Vahim. Kimsede mutluluk, çalışma isteği kalmamış. Personelin sağlık sorunları tüm şubelerde çığ gibi büyüyor. Umutsuzluk, kırgınlık yerini kabaran bir öfkeye bırakıyor. Güvenlik görevlisinden müdürüne kadar bir tükenmişlik yaşanıyor kurumda. Ücretler askıya alınmış, sigorta primi hayal olmuş. Zam zaten başka bahara. Yönetim, personele sigorta satış hedefi vermiş, satışın karşılığında personel de sigorta primi isteyince “Siz sigortacı mısınız, ne primi istiyorsunuz?” demişler. O halde sormak lazım, siz bu bankayı yönetmek için o koltuklarda oturuyorsunuz, neden toplantı başına huzur hakkı alıyorsunuz? Ve, toplantı başına aldığınız huzur hakkı kaç binlerce lira?

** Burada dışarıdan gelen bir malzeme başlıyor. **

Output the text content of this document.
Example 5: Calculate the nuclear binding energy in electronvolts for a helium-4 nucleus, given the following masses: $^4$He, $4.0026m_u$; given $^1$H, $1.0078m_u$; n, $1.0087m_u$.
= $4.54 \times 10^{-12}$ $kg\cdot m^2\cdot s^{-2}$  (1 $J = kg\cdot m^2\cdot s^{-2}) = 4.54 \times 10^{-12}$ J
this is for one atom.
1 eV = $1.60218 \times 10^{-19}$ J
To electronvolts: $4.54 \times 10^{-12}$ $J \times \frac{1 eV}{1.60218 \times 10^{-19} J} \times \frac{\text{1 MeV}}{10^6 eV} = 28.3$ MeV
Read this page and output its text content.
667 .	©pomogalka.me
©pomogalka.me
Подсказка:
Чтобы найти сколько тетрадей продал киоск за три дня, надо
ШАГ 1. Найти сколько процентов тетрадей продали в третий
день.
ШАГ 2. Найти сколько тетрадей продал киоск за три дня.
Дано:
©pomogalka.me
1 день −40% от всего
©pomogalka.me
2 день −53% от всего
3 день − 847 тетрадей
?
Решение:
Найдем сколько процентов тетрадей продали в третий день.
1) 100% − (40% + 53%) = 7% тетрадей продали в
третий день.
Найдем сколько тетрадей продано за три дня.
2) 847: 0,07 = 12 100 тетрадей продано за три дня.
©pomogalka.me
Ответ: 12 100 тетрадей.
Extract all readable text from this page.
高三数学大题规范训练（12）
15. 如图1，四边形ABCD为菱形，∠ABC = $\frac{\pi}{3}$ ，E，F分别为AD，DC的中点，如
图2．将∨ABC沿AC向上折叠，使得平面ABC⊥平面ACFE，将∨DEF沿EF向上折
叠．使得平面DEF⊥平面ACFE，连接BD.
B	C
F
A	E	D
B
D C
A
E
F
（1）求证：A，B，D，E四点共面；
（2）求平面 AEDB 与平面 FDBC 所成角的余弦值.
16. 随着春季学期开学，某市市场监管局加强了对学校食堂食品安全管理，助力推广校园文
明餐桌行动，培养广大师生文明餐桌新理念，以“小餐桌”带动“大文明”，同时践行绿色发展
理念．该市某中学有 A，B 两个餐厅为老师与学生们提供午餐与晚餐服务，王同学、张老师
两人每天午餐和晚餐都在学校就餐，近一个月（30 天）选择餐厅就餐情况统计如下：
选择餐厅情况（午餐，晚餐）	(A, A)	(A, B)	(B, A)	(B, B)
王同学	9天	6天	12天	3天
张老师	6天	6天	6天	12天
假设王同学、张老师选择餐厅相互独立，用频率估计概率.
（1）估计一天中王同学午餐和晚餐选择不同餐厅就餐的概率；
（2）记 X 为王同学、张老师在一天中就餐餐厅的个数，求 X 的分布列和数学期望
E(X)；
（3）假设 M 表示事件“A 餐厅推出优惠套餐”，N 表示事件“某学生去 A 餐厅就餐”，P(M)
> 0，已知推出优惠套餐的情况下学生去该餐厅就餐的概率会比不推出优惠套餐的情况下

Defalarca bu köşeden uyardık. T.C. Ziraat Bankası Genel Müdürü Hüseyin Aydın rakamlarla övünürken, personelinize kulaklarınızı kapamayın dedik. Bu rakamları gerçekleştiren 24 bin kişilik bir işçi ordusunun emeğinin karşılığını verin dedik. Haksız yere insanları işten çıkarmayın, vicdana sığmaz dedik. “Ah” alma, altında kalırsın dedik. Kul hakkı, sende kalmaz dedik. Biz dedikçe Hüseyin Aydın hakkımızda her biri 50.000TL’lik davalar açtırdı. O bize dava açtırdıkça biz dedik.